Une des difficultés rencontrées à la fois lors des tests et des présentations des résultats est l’absence de représentation graphique des configurations de cellules. En effet, celles-ci sont situées dans un espace de \(20\,000\) dimensions qu’il est difficile de se représenter autrement que sous la forme d’une matrice. Cependant, un changement de point de vue sur les données permet de visualiser les populations en deux dimensions: on peut voir l’ensemble des cellules non pas comme des points d’un espace de haute dimension, mais comme les noeuds d’un graphe complet, où le poids d’une arrète est la distance reliant ses deux extrémités. Il est alors possible d’utiliser des algorithmes de visualisation de graphes pour voir une vue d’ensemble de toutes les cellules.

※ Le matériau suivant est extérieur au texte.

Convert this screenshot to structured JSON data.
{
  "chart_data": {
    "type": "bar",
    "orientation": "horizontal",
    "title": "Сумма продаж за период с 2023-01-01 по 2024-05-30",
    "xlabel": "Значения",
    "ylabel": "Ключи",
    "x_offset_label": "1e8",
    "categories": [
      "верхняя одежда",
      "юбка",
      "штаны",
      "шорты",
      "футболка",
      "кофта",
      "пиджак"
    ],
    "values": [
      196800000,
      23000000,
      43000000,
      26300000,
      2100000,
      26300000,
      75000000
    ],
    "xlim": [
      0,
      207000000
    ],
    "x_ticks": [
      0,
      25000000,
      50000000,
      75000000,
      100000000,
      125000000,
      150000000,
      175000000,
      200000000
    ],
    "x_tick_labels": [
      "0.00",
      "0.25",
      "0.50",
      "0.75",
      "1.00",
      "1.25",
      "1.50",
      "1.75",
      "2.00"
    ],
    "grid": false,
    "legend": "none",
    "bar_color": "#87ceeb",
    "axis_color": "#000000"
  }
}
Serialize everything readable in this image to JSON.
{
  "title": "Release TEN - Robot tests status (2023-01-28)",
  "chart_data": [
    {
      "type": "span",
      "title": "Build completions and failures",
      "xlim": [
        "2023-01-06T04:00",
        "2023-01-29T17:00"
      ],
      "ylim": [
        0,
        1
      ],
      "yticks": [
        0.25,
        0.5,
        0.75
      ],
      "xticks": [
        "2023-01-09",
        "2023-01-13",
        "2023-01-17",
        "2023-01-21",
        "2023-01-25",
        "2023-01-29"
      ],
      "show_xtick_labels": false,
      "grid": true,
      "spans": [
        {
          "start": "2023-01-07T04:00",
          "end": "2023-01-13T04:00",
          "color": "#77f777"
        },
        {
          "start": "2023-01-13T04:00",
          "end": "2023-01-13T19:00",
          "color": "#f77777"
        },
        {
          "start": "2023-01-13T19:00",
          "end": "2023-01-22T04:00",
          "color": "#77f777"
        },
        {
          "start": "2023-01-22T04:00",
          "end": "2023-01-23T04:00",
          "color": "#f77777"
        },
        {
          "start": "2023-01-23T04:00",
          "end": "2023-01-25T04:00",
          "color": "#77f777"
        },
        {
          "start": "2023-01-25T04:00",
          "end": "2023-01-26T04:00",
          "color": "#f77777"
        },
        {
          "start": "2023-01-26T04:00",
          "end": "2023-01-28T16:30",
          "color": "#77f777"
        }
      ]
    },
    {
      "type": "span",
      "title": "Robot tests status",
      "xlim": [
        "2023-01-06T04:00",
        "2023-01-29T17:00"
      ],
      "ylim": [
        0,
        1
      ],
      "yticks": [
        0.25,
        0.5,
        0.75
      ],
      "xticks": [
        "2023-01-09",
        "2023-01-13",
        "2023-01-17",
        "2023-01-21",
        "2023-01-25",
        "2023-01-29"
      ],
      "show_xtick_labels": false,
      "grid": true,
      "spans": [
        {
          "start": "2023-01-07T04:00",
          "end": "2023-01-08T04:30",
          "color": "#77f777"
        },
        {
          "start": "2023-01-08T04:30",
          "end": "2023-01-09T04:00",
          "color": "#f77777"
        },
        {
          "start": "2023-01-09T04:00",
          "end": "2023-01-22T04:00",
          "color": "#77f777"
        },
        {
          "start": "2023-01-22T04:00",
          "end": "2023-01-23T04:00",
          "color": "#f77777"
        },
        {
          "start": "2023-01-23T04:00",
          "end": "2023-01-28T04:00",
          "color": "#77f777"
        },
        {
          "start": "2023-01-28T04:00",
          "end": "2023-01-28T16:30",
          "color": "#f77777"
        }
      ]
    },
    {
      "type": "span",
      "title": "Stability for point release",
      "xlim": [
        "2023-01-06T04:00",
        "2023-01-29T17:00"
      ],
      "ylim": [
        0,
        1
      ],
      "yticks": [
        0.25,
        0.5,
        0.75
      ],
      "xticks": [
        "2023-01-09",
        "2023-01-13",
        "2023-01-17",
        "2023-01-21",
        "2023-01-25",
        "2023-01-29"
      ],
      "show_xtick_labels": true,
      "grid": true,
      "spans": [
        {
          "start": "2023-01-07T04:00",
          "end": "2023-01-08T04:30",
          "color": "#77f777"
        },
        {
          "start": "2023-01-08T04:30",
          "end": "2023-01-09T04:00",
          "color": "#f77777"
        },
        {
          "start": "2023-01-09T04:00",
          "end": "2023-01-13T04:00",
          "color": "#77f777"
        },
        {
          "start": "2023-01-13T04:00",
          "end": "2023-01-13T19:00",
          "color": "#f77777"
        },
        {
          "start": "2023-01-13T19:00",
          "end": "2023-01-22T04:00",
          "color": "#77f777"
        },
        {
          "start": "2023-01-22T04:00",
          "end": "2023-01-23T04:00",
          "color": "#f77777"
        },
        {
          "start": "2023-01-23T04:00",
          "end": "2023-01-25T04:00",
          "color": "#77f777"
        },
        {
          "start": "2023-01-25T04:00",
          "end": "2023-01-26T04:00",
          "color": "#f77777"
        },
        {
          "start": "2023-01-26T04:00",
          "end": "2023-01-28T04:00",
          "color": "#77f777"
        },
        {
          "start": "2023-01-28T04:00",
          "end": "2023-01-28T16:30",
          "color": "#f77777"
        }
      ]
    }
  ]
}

Les résultats de "Force-directed layout embedding" par exemple ont la particularité de bien isoler les trajectoires sur les données réelles auxquelles nous avions accès. La couleur (du violet au jaune) sur la figure ci-dessous correspond au temps auxquels les cellules ont été mesurées. On retrouve les trois chemins qui ont servi à la génération des données, confondus au départ, puis bien isolés par la suite.

Figure 11. Résultats de force-directed layout embedding sur les données simulées ci-dessus

Conclusion

Les résultats de la validation sur données réelles permettent de conclure que l’objectif initial de reconstruction des trajectoires entre deux mesures est assez largement atteint. Les réseaux de régulation des gènes qui peuvent être échafaudés grâce aux trajectoires reconstruites ont déjà permis de retrouver de nombreux résultats biologiques connus, et même de nouveaux résultats sur la reprogrammation des fibroblastes, qui restent cependant à confirmer.

L’algorithme établi plus haut, ainsi que tous les scripts de validation et de prétraitement des données, ont été mis en ligne sous la forme d’un paquet Python: wot (pour Waddington Optimal Transport), développé en partenariat avec le Broad Institute de Boston, qui a fourni les données réelles utilisées pour la validation (non encore publiées). Ce paquet fait usage de l’algorithme sus-cité pour construire les cartes de transport, et calcule les ancêtres ou descendants de configurations de cellules grâce à ces cartes, en utilisant un cache sur le disque dur pour éviter de recalculer des cartes de transport inutilement et en parallélisant autant que possible le calcul de ces dernières.

Les résultats obtenus ici ne sont en revanche qu’une toute petite étape sur le chemin de la reconstruction des trajectoires cellulaires réelles. En effet, nous n’avons considéré que des mesures à support fini, alors qu’il serait souhaitable de travailler avec des distributions de probabilité continues, dont les mesures seraient issues, plutôt que de considérer les mesures comme des points de passage obligés. Il ne s’agit en quelque sorte que de reconstructions affines par morceaux là où la fonction que l’on cherche à reconstruire est beaucoup plus régulière.

Au delà de la réalisation de ce projet, ce stage a été également pour moi l’occasion de faire mes premiers pas dans le monde de la recherche au sein d’une équipe extrêment sympathique et passionnée par son travail. J’ai pu progresser sur un plan technique, et théorique puisqu’il s’agissait également de mes premiers pas dans l’optimisation convexe, mais aussi apprendre beaucoup sur le plan de la communication, à la fois parce que l’équipe travaillait en anglais et parce qu’elle était composée de mathématiciens et de biologistes, qui n’ont pas les mêmes modèles à l’esprit, et des pédagogies différentes dans leur façon de présenter des résultats ou des hypothèses.